Long Text and Multi-Table Summarization: Dataset and Method
Automatic document summarization is a critical task in natural language processing, which aims to generate concise summaries containing the most salient information from input documents. While traditional methods have focused primarily on text, documents like financial and technical reports often contain important information within tables. This paper addresses the limitations of existing datasets and methods by introducing FINDSum, the first large-scale dataset designed for long text and multi-table summarization, and presenting a comprehensive approach for summarizing such documents.
FINDSum Dataset
The FINDSum dataset encompasses 21,125 annual reports from 3,794 companies, creating two distinct subsets: FINDSum-ROO (Results of Operations) and FINDSum-Liquidity. Each report contains tens of thousands of words and multiple tables. The target summaries within FINDSum are unique in their heavy inclusion of numerical values, which are sparsely distributed in the input texts and often not found directly within the text. This makes the dataset particularly challenging and valuable for developing and evaluating summarization models that integrate both textual and tabular data.
Summarization Approach
The paper proposes a structured solution comprising three main steps: data preprocessing, content selection, and summarization. The approach uses distinct methods to handle textual and tabular data, aiming to overcome the challenges posed by long documents and heterogeneous content types.

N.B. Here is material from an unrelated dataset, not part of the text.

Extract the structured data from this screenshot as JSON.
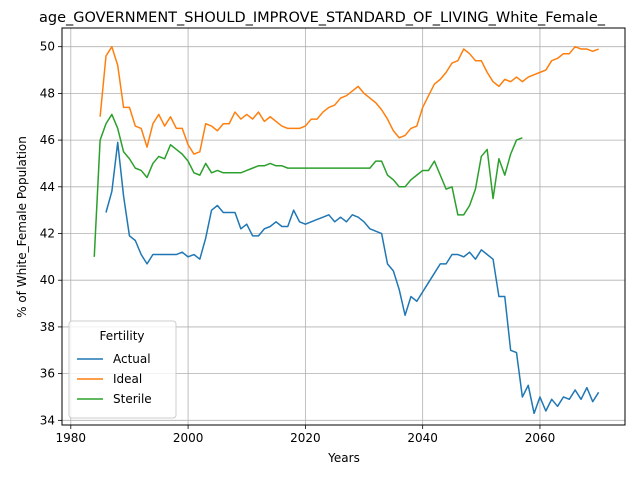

- Data Preprocessing: The text and tables within each report are extracted and processed separately. For the text, noises such as special characters are removed. Tables are transformed into tuples comprising row names, column names, cell values, and positions to maintain contextual information.

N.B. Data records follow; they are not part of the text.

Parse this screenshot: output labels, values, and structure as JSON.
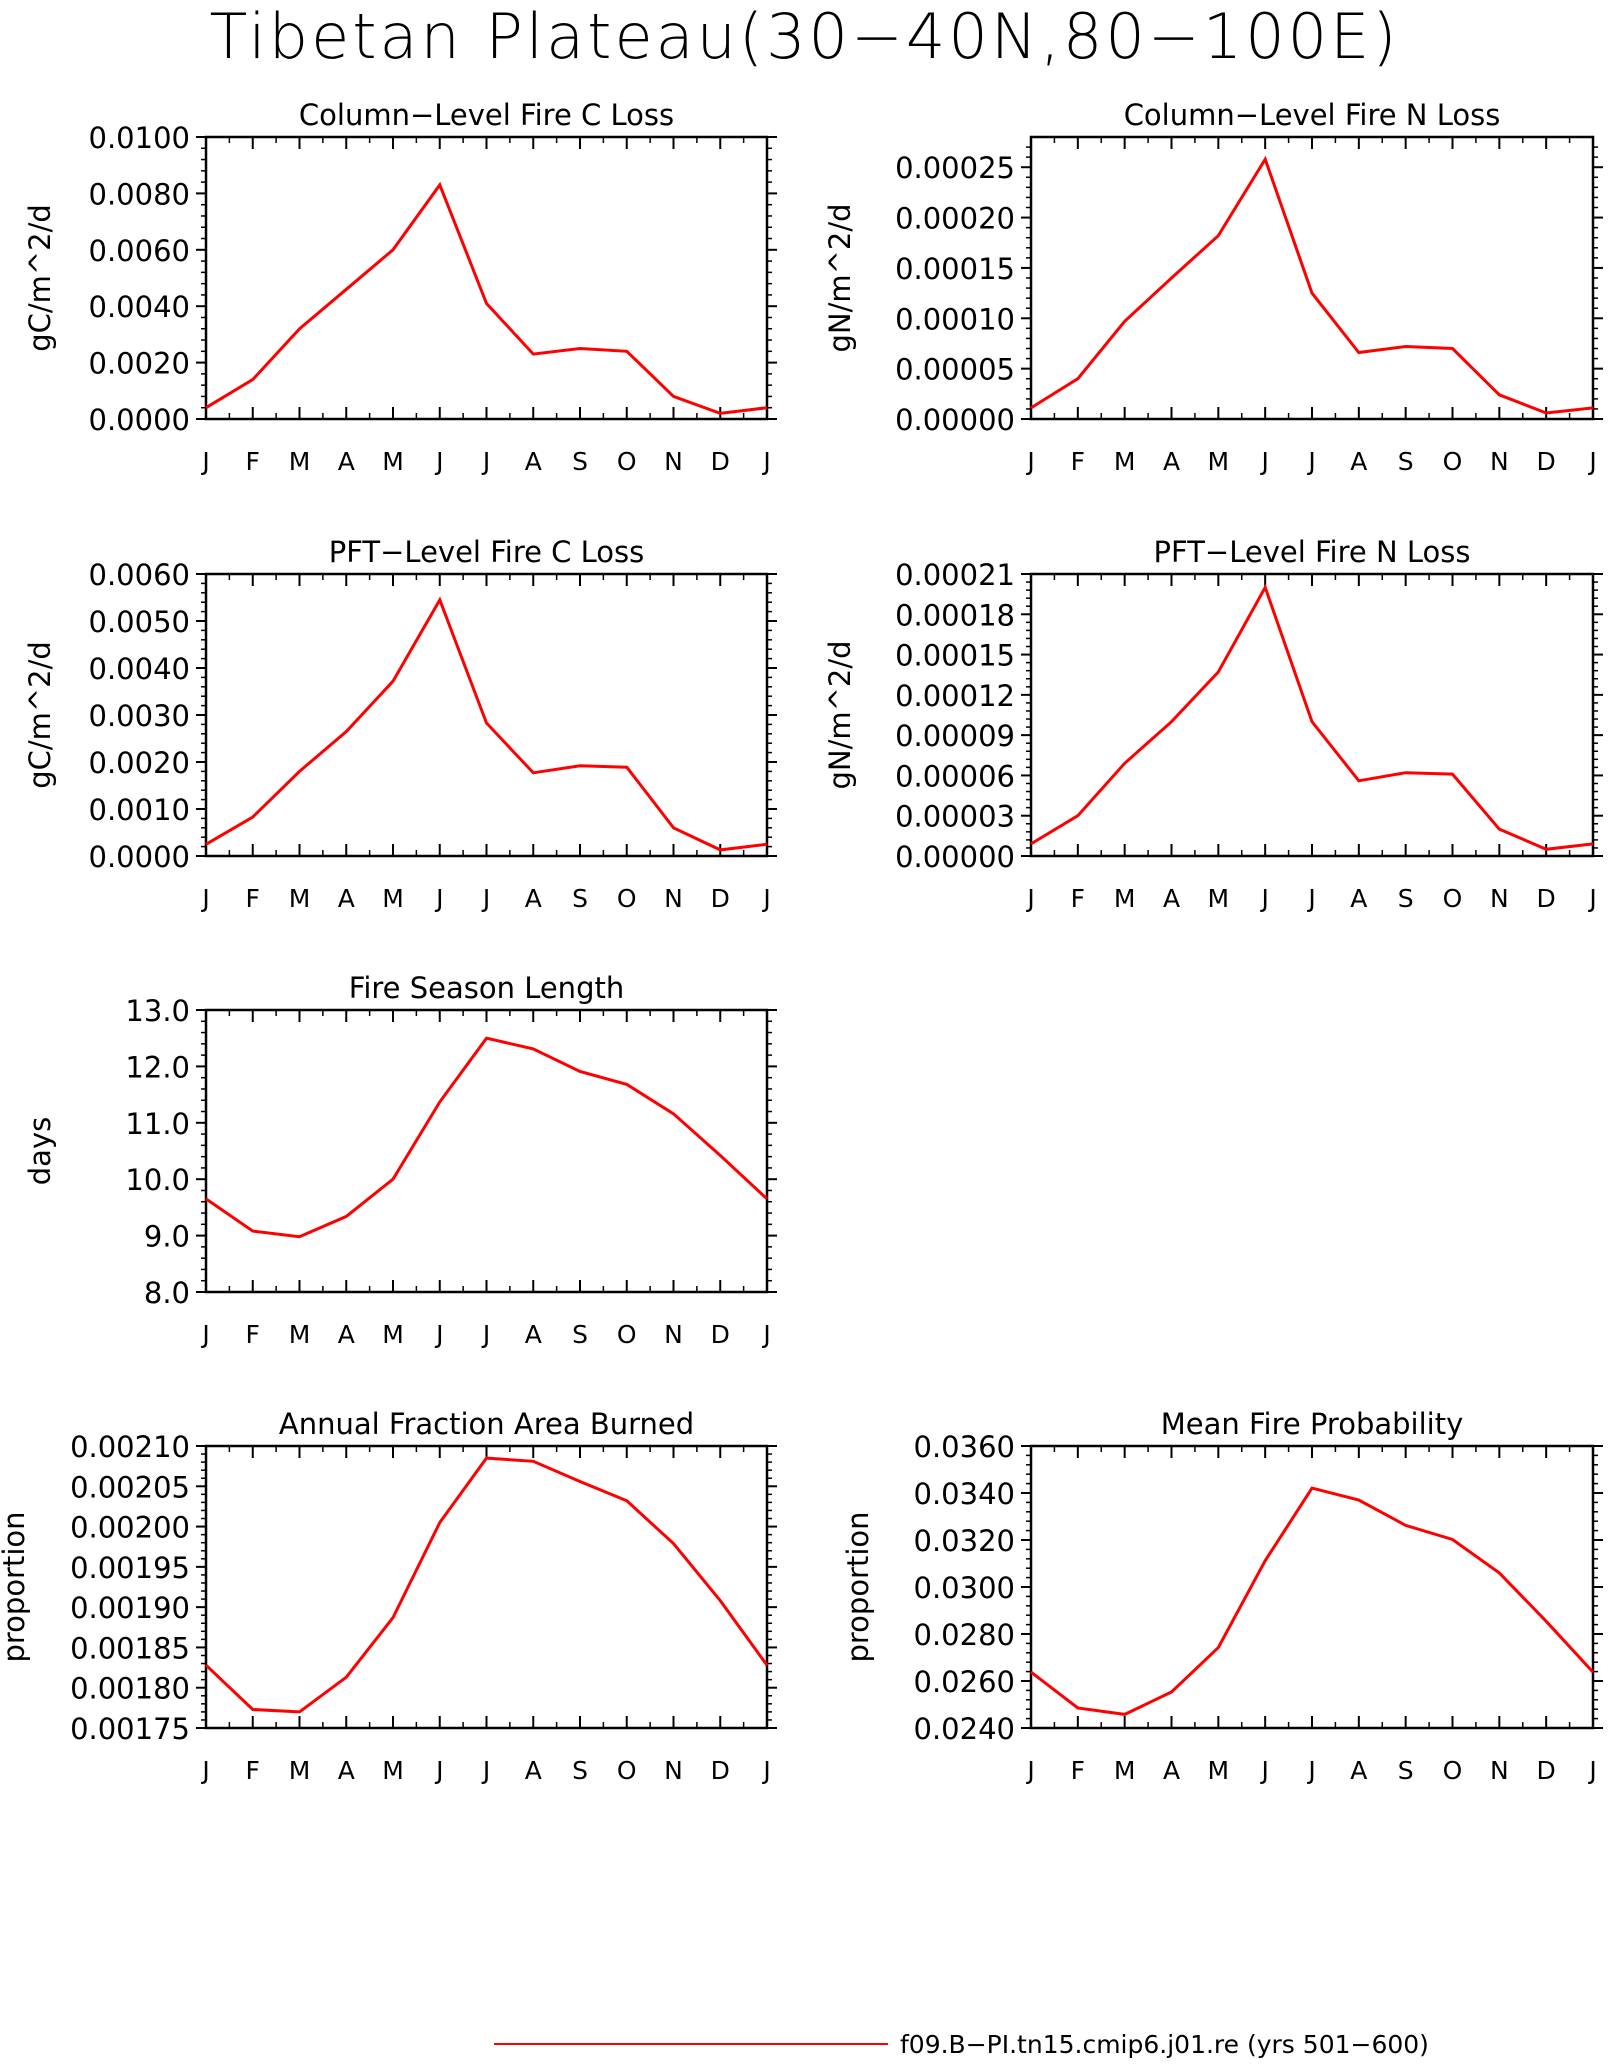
{
  "figure": {
    "title": "Tibetan Plateau(30−40N,80−100E)",
    "legend": {
      "label": "f09.B−PI.tn15.cmip6.j01.re (yrs 501−600)",
      "color": "#ff0000"
    }
  },
  "line_color": "#ff0000",
  "chart_data": [
    {
      "id": "col-c",
      "type": "line",
      "title": "Column−Level Fire C Loss",
      "ylabel": "gC/m^2/d",
      "categories": [
        "J",
        "F",
        "M",
        "A",
        "M",
        "J",
        "J",
        "A",
        "S",
        "O",
        "N",
        "D",
        "J"
      ],
      "ylim": [
        0,
        0.01
      ],
      "yticks": [
        0,
        0.002,
        0.004,
        0.006,
        0.008,
        0.01
      ],
      "ytick_labels": [
        "0.0000",
        "0.0020",
        "0.0040",
        "0.0060",
        "0.0080",
        "0.0100"
      ],
      "values": [
        0.0004,
        0.0014,
        0.0032,
        0.0046,
        0.006,
        0.0083,
        0.0041,
        0.0023,
        0.0025,
        0.0024,
        0.0008,
        0.0002,
        0.0004
      ]
    },
    {
      "id": "col-n",
      "type": "line",
      "title": "Column−Level Fire N Loss",
      "ylabel": "gN/m^2/d",
      "categories": [
        "J",
        "F",
        "M",
        "A",
        "M",
        "J",
        "J",
        "A",
        "S",
        "O",
        "N",
        "D",
        "J"
      ],
      "ylim": [
        0,
        0.00028
      ],
      "yticks": [
        0,
        5e-05,
        0.0001,
        0.00015,
        0.0002,
        0.00025
      ],
      "ytick_labels": [
        "0.00000",
        "0.00005",
        "0.00010",
        "0.00015",
        "0.00020",
        "0.00025"
      ],
      "values": [
        1.1e-05,
        4e-05,
        9.7e-05,
        0.00014,
        0.000182,
        0.000258,
        0.000125,
        6.6e-05,
        7.2e-05,
        7e-05,
        2.4e-05,
        6e-06,
        1.1e-05
      ]
    },
    {
      "id": "pft-c",
      "type": "line",
      "title": "PFT−Level Fire C Loss",
      "ylabel": "gC/m^2/d",
      "categories": [
        "J",
        "F",
        "M",
        "A",
        "M",
        "J",
        "J",
        "A",
        "S",
        "O",
        "N",
        "D",
        "J"
      ],
      "ylim": [
        0,
        0.006
      ],
      "yticks": [
        0,
        0.001,
        0.002,
        0.003,
        0.004,
        0.005,
        0.006
      ],
      "ytick_labels": [
        "0.0000",
        "0.0010",
        "0.0020",
        "0.0030",
        "0.0040",
        "0.0050",
        "0.0060"
      ],
      "values": [
        0.00025,
        0.00083,
        0.0018,
        0.00265,
        0.00372,
        0.00545,
        0.00283,
        0.00177,
        0.00192,
        0.00189,
        0.0006,
        0.00013,
        0.00025
      ]
    },
    {
      "id": "pft-n",
      "type": "line",
      "title": "PFT−Level Fire N Loss",
      "ylabel": "gN/m^2/d",
      "categories": [
        "J",
        "F",
        "M",
        "A",
        "M",
        "J",
        "J",
        "A",
        "S",
        "O",
        "N",
        "D",
        "J"
      ],
      "ylim": [
        0,
        0.00021
      ],
      "yticks": [
        0,
        3e-05,
        6e-05,
        9e-05,
        0.00012,
        0.00015,
        0.00018,
        0.00021
      ],
      "ytick_labels": [
        "0.00000",
        "0.00003",
        "0.00006",
        "0.00009",
        "0.00012",
        "0.00015",
        "0.00018",
        "0.00021"
      ],
      "values": [
        9e-06,
        3e-05,
        6.9e-05,
        0.0001,
        0.000137,
        0.0002,
        0.0001,
        5.6e-05,
        6.2e-05,
        6.1e-05,
        2e-05,
        5e-06,
        9e-06
      ]
    },
    {
      "id": "season",
      "type": "line",
      "title": "Fire Season Length",
      "ylabel": "days",
      "categories": [
        "J",
        "F",
        "M",
        "A",
        "M",
        "J",
        "J",
        "A",
        "S",
        "O",
        "N",
        "D",
        "J"
      ],
      "ylim": [
        8,
        13
      ],
      "yticks": [
        8,
        9,
        10,
        11,
        12,
        13
      ],
      "ytick_labels": [
        "8.0",
        "9.0",
        "10.0",
        "11.0",
        "12.0",
        "13.0"
      ],
      "values": [
        9.65,
        9.08,
        8.98,
        9.34,
        10.0,
        11.37,
        12.5,
        12.31,
        11.91,
        11.68,
        11.16,
        10.42,
        9.65
      ]
    },
    {
      "id": "area",
      "type": "line",
      "title": "Annual Fraction Area Burned",
      "ylabel": "proportion",
      "categories": [
        "J",
        "F",
        "M",
        "A",
        "M",
        "J",
        "J",
        "A",
        "S",
        "O",
        "N",
        "D",
        "J"
      ],
      "ylim": [
        0.00175,
        0.0021
      ],
      "yticks": [
        0.00175,
        0.0018,
        0.00185,
        0.0019,
        0.00195,
        0.002,
        0.00205,
        0.0021
      ],
      "ytick_labels": [
        "0.00175",
        "0.00180",
        "0.00185",
        "0.00190",
        "0.00195",
        "0.00200",
        "0.00205",
        "0.00210"
      ],
      "values": [
        0.001828,
        0.001773,
        0.00177,
        0.001813,
        0.001887,
        0.002005,
        0.002085,
        0.002081,
        0.002056,
        0.002032,
        0.001979,
        0.001908,
        0.001828
      ]
    },
    {
      "id": "prob",
      "type": "line",
      "title": "Mean Fire Probability",
      "ylabel": "proportion",
      "categories": [
        "J",
        "F",
        "M",
        "A",
        "M",
        "J",
        "J",
        "A",
        "S",
        "O",
        "N",
        "D",
        "J"
      ],
      "ylim": [
        0.024,
        0.036
      ],
      "yticks": [
        0.024,
        0.026,
        0.028,
        0.03,
        0.032,
        0.034,
        0.036
      ],
      "ytick_labels": [
        "0.0240",
        "0.0260",
        "0.0280",
        "0.0300",
        "0.0320",
        "0.0340",
        "0.0360"
      ],
      "values": [
        0.02638,
        0.02485,
        0.02458,
        0.02553,
        0.02742,
        0.03112,
        0.03421,
        0.0337,
        0.03262,
        0.03202,
        0.0306,
        0.02854,
        0.02638
      ]
    }
  ]
}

- Content Selection: A vital intermediate step compresses the input data while preserving salient content. The Maximum Marginal Recall Gain (MMRG) method is utilized for text selection, while salient tuples from tables are selected using an XGBoost classifier trained on positional features and Glove embeddings. This selection step helps manage input length and model efficiency.
- Summarization Methods:
- Generate-and-Combine (GC): Generates separate summaries for text and table content, then concatenates them. This method has limitations due to its inability to merge and adapt content dynamically.
- Combine-and-Generate (CG): Combines selected text segments and tuples into a single input for the summarizer to generate an integrated summary. This method ensures that the summarizer considers both data types during generation.
- Generate-Combine-and-Generate (GCG): Includes an additional tuple-to-text generation step before summarizing the combined textual input. While this can lead to some information loss, it simplifies the summarizer's task.
Evaluation Metrics
To assess the performance of summarization models on FINDSum, the paper introduces several evaluation metrics to gauge the integration of numerical information:
- Number Precision (NP): Measures the accuracy of numerical values in the generated summary compared to the target.
- Number Coverage (NC): Evaluates the extent to which the generated summary covers numerical values present in both the input and the target summary.
- Number Selection (NS): The harmonic mean of NP and NC, providing a balanced assessment of how well the model incorporates numerical data.
Experimental Results
The performance of various advanced extractive and abstractive summarizers was benchmarked using FINDSum. Abstractive models such as BART, PEGASUS, and those with sparse attention mechanisms like LED and BigBird-PEGASUS performed better than traditional extractive methods like LexRank and TextRank. Among the proposed methods, the CG and GCG approaches demonstrated superior performance by effectively integrating text and table data, showcasing higher ROUGE, NP, NC, and NS scores. Particularly, the CG method outperformed others on the FINDSum-ROO subset, reflecting the heavy reliance on tables in this context.
Implications and Future Work
The introduction of FINDSum and the proposed methods mark significant progress in the domain of document summarization, particularly for content-rich reports that blend text and data tables. This research highlights the necessity of integrating heterogeneous data sources for effective summarization and paves the way for more sophisticated models capable of handling complex documents. Future work can explore further optimizations in model efficiency, more robust evaluation metrics for factual correctness and fidelity, and the application of these methods across diverse document types beyond financial reports.
Conclusion
The paper presents FINDSum, a pioneering dataset for long text and multi-table summarization, and a comprehensive methodology to address its inherent challenges. The methods introduced demonstrate the importance of joint consideration of textual and tabular data, establishing a foundation for further advancements in summarizing multifaceted documents. This work is a notable contribution to the fields of natural language processing and artificial intelligence, aiming to streamline information extraction and comprehension in complex, data-intensive documents.